Figure 3.

RNA in biomolecular condensates. (A) A model for the formation of nuclear RNA foci in repeat expansion disorders. Increased RNA valency due to expansion of nucleotide repeat results in RNA gelation and sequestration of RNA molecules into nuclear foci (68). (B) RNA and LLPS in the creation of cellular polar systems. Top: one-cell stage C. elegans embryo. Competition of MEX-5 and PGL-3 proteins for mRNA binding regulates the formation of PGL-3 droplets (81). (C) LLPS-based channeling of ribosomal RNA (rRNA) flux out of the nucleolus.
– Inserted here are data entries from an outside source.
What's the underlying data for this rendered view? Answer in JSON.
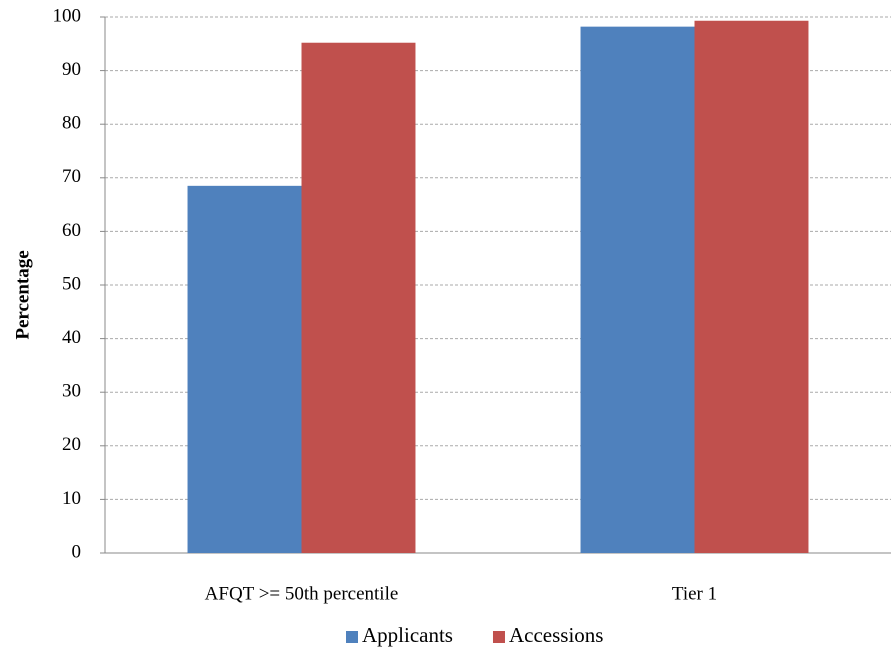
{
  "chart_data": {
    "type": "bar",
    "y_label": "Percentage",
    "categories": [
      "AFQT >= 50th percentile",
      "Tier 1"
    ],
    "series": [
      {
        "name": "Applicants",
        "color": "#4f81bd",
        "values": [
          68.5,
          98.2
        ]
      },
      {
        "name": "Accessions",
        "color": "#c0504d",
        "values": [
          95.2,
          99.3
        ]
      }
    ],
    "ylim": [
      0,
      100
    ],
    "yticks": [
      0,
      10,
      20,
      30,
      40,
      50,
      60,
      70,
      80,
      90,
      100
    ],
    "grid": true,
    "legend": "bottom"
  }
}
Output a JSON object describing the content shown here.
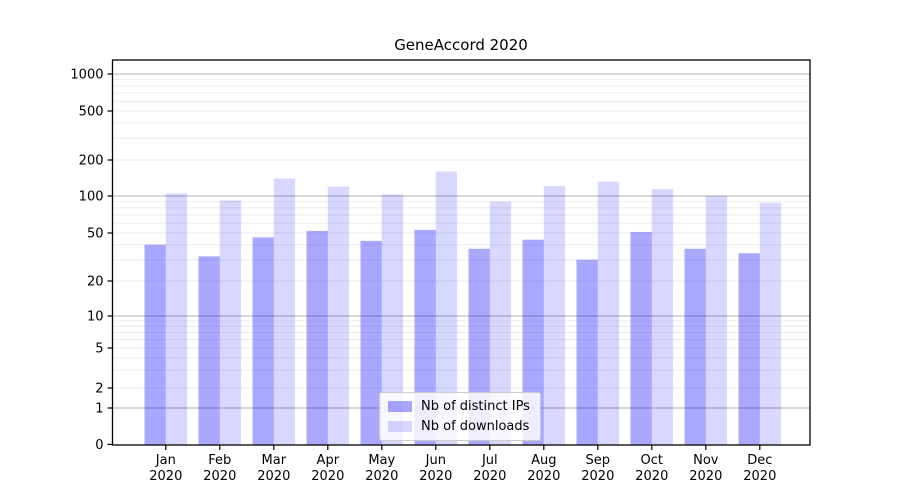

It is proposed that relatively nascent rRNA are available for multiple interactions with scaffolding proteins of the GC-matrix, while rRNA binding with ribosomal proteins decreases their valency, thus disturbing nucleolar LLPS and resulting in the effective emission of fully assembled pre-ribosomal particles (82). (D) Re-entrant liquid condensation. Top: a schematic illustration of three different RNP (ribonucleoprotein complexes):RNA regimes. Bottom: a corresponding phase diagram. The arrow represents the passage of the system from ‘+’ to ‘–’-charged RNPs through a charge-neutral stage and charge inversion when the RNA concentration is increased (RNP concentration is fixed). The shaded area corresponds to the LLPS regime (II). During the condensate dissolution stage, the RNA flux into RNP droplets generates vacuolated coacervates (83).